1. Metode penetapan kadar alopurinol secara spektrofotometri ultraviolet tidak dapat digunakan untuk penetapan kadar alopurinol dalam jamu. 2. KCKT fase terbalik dengan fase gerak metanol :amonium hidroksida 0,1 dalam akuabides dan fase diam C 18 dapat digunakan untuk penetapan kadar alopurinol dalam matriks sampel jamu asam urat dilihat dari waktu retensi, N, HETP, tailing factor, dan resolusi. 3. Selama periode penelitian, sistem KCKT yang digunakan masih reprodusibel dengan validitas yang baik pada parameter linearitas dan presisi. 30

BAB III METODE PENELITIAN

A. Jenis dan Rancangan Penelitian

Penelitian ini merupakan jenis rancangan penelitian eksperimental deskriptif karena adanya perlakuan terhadap subjek uji.

B. Variabel Penelitian

1. Variabel Bebas

Variabel bebas dalam penelitian ini adalah perbandingan komposisi fase gerak metanol : akuabides + ammonium hidroksida 0,1 dan flow rate yang digunakan.

2. Variabel Tergantung

Variabel tergantung dalam penelitian ini adalah bentuk peak, retention time, resolusi dan nilai absorbansi yang dihasilkan.

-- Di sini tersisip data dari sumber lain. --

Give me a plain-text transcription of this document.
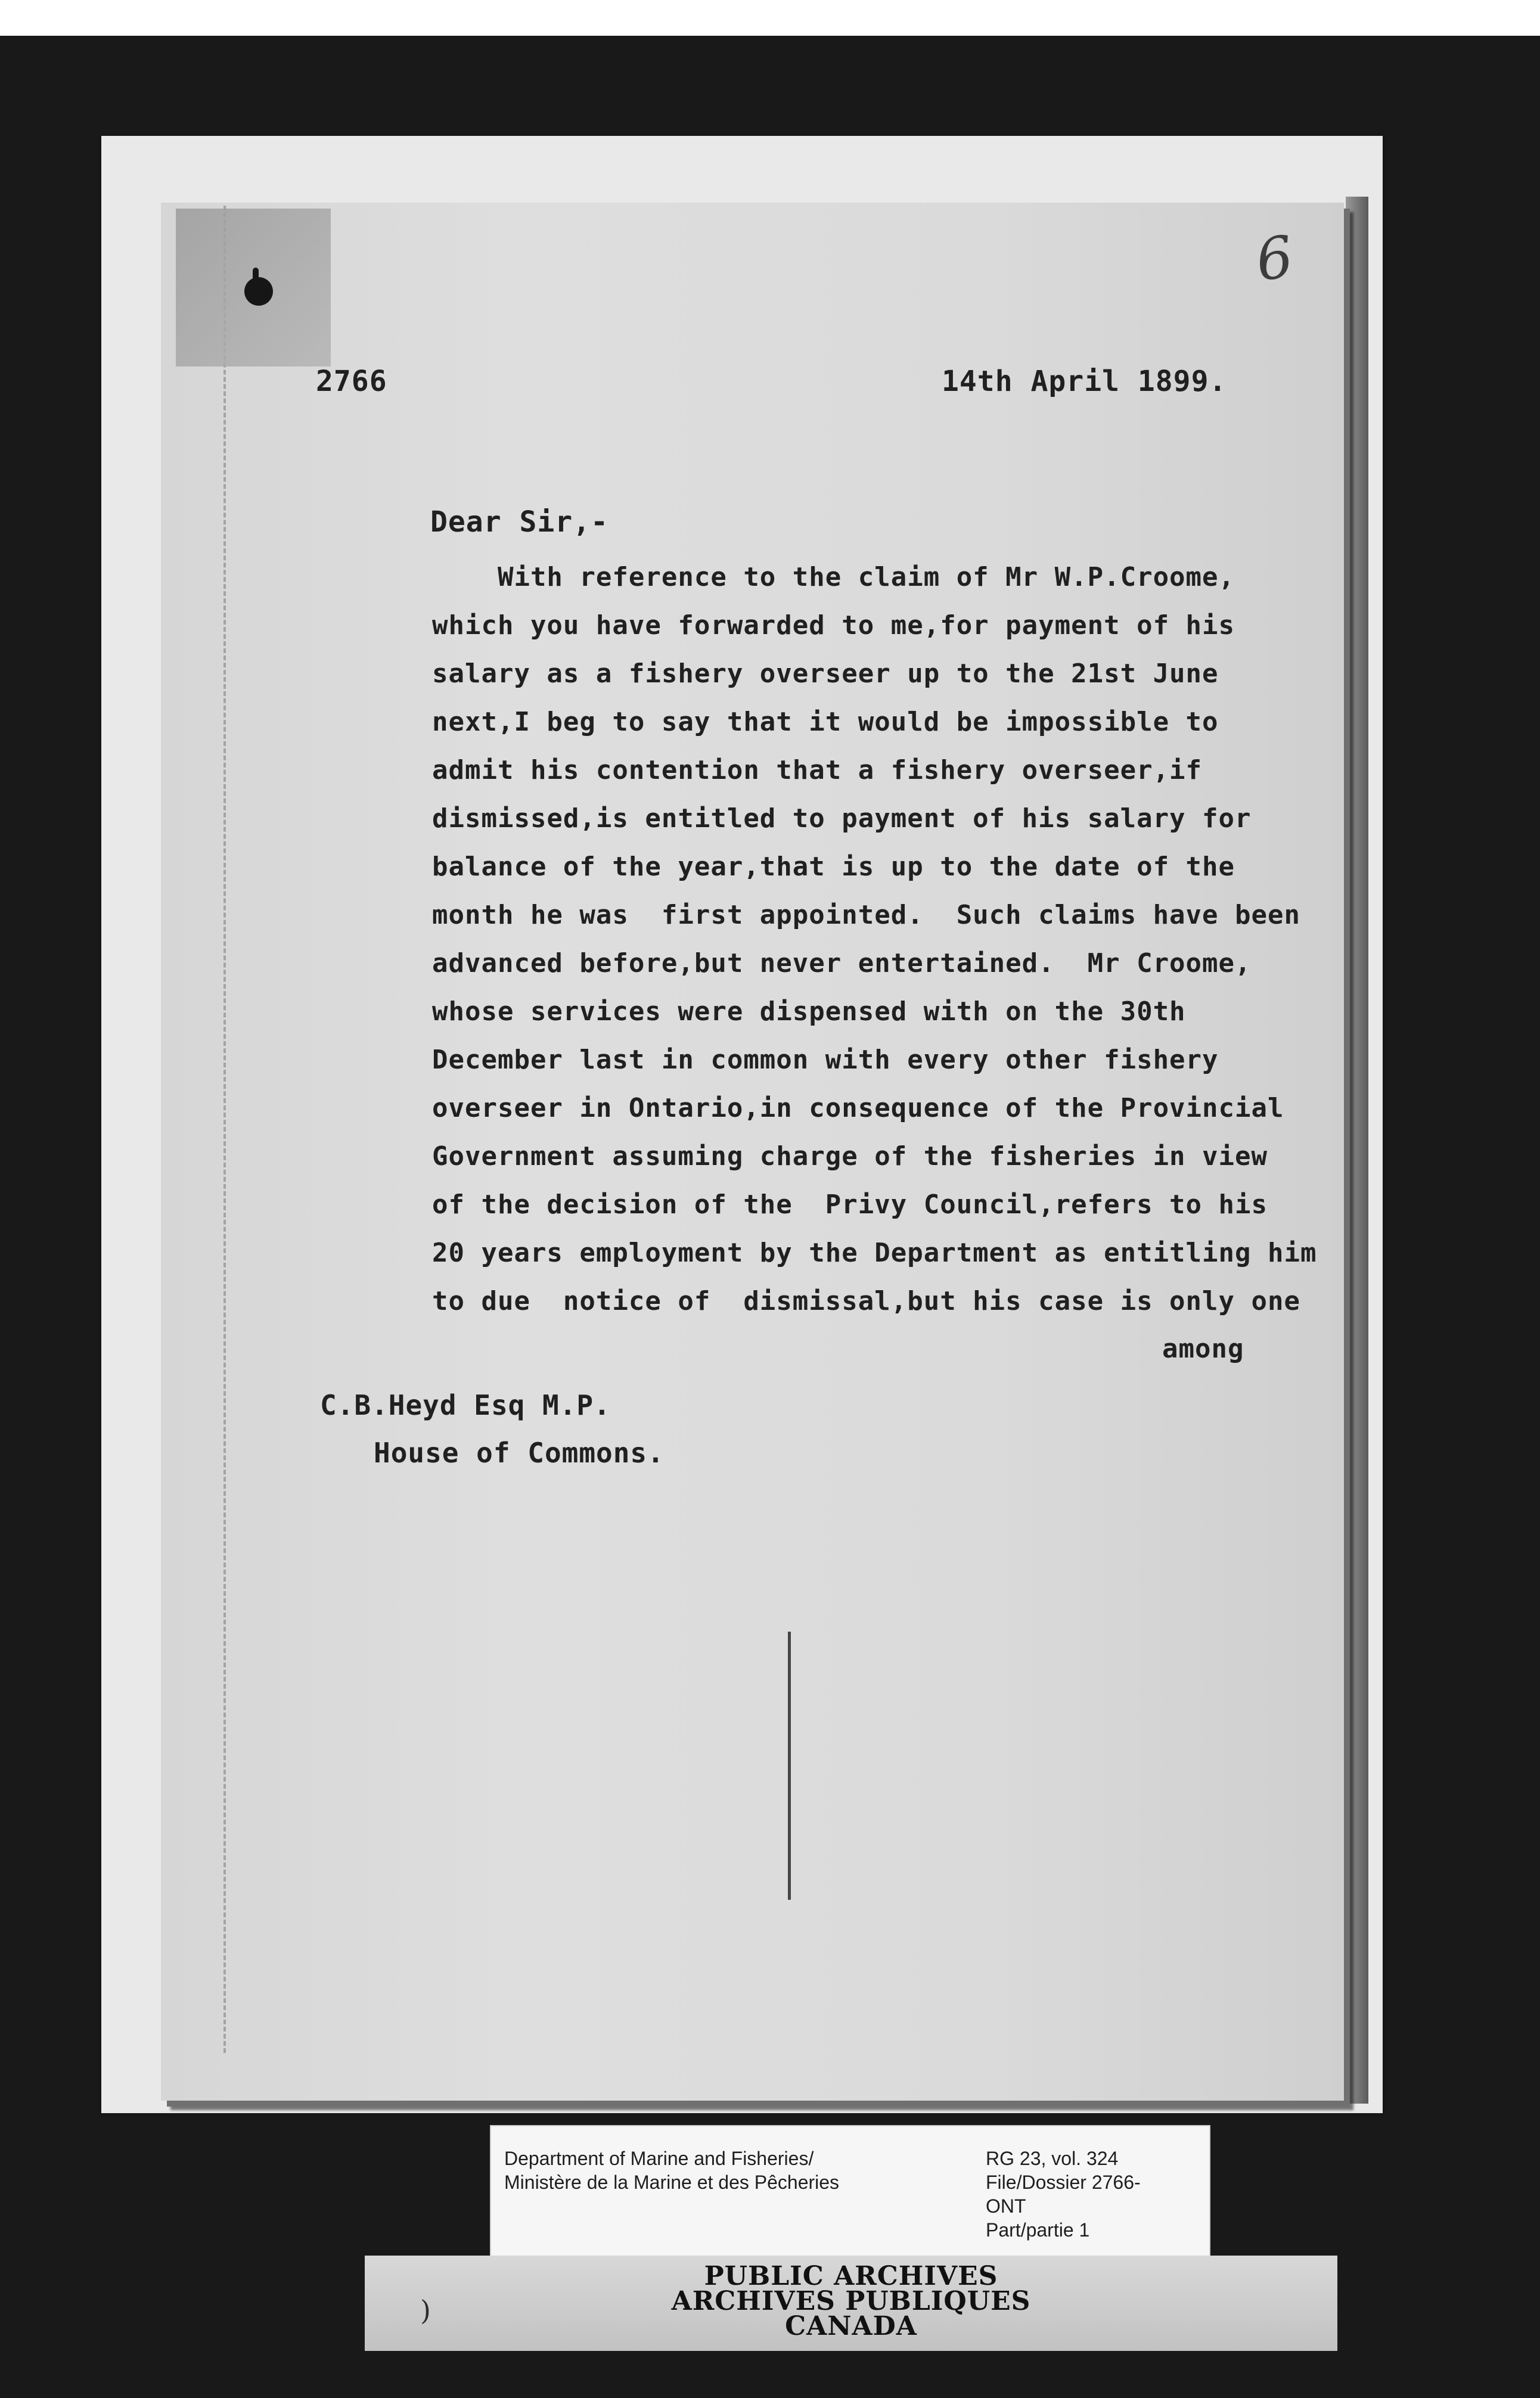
6
2766	14th April 1899.
Dear Sir,-
With reference to the claim of Mr W.P.Croome,
which you have forwarded to me,for payment of his
salary as a fishery overseer up to the 21st June
next,I beg to say that it would be impossible to
admit his contention that a fishery overseer,if
dismissed,is entitled to payment of his salary for
balance of the year,that is up to the date of the
month he was  first appointed.  Such claims have been
advanced before,but never entertained.  Mr Croome,
whose services were dispensed with on the 30th
December last in common with every other fishery
overseer in Ontario,in consequence of the Provincial
Government assuming charge of the fisheries in view
of the decision of the  Privy Council,refers to his
20 years employment by the Department as entitling him
to due  notice of  dismissal,but his case is only one
among
C.B.Heyd Esq M.P.
House of Commons.
Department of Marine and Fisheries/
Ministère de la Marine et des Pêcheries
RG 23, vol. 324
File/Dossier 2766-
ONT
Part/partie 1
PUBLIC ARCHIVES
ARCHIVES PUBLIQUES
CANADA
)
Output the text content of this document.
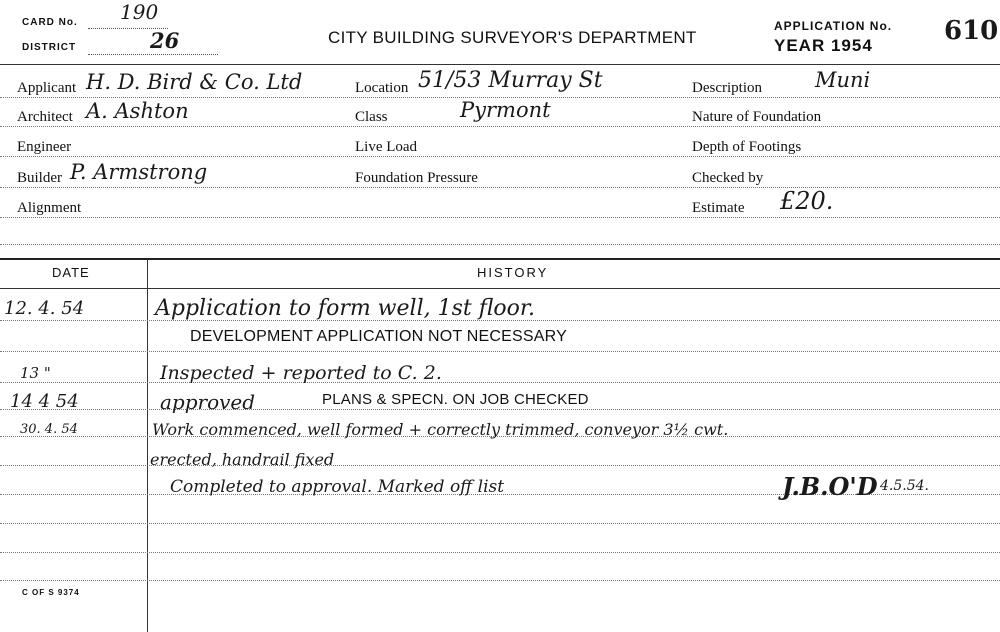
CARD No. 190
DISTRICT	26	CITY BUILDING SURVEYOR'S DEPARTMENT
APPLICATION No. 610
YEAR 1954
Applicant H. D. Bird & Co. Ltd
Architect A. Ashton
Engineer
Builder P. Armstrong
Alignment
Location 51/53 Murray St
Class	Pyrmont
Live Load
Foundation Pressure
Description	Muni
Nature of Foundation
Depth of Footings
Checked by
Estimate £20.
DATE	HISTORY
12. 4. 54	Application to form well, 1st floor.
DEVELOPMENT APPLICATION NOT NECESSARY
13 "	Inspected + reported to C. 2.
14 4 54	approved	PLANS & SPECN. ON JOB CHECKED
30. 4. 54	Work commenced, well formed + correctly trimmed, conveyor 3½ cwt.
erected, handrail fixed
Completed to approval. Marked off list	J.B.O'D 4.5.54.
C OF S 9374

3. Variabel Pengacau Terkendali

Variabel pengacau terkendali dalam penelitian ini adalah: a. Kemurnian pelarut, digunakan pelarut pro analysis dengan kemurnian yang tinggi. b. Alat yang digunakan dikendalikan dengan cara mengukur validitas metode yang digunakan berupa nilai linearitas dan sensitivitas spektrofotometri UV dan presisi, linearitas dan sensitivitas KCKT.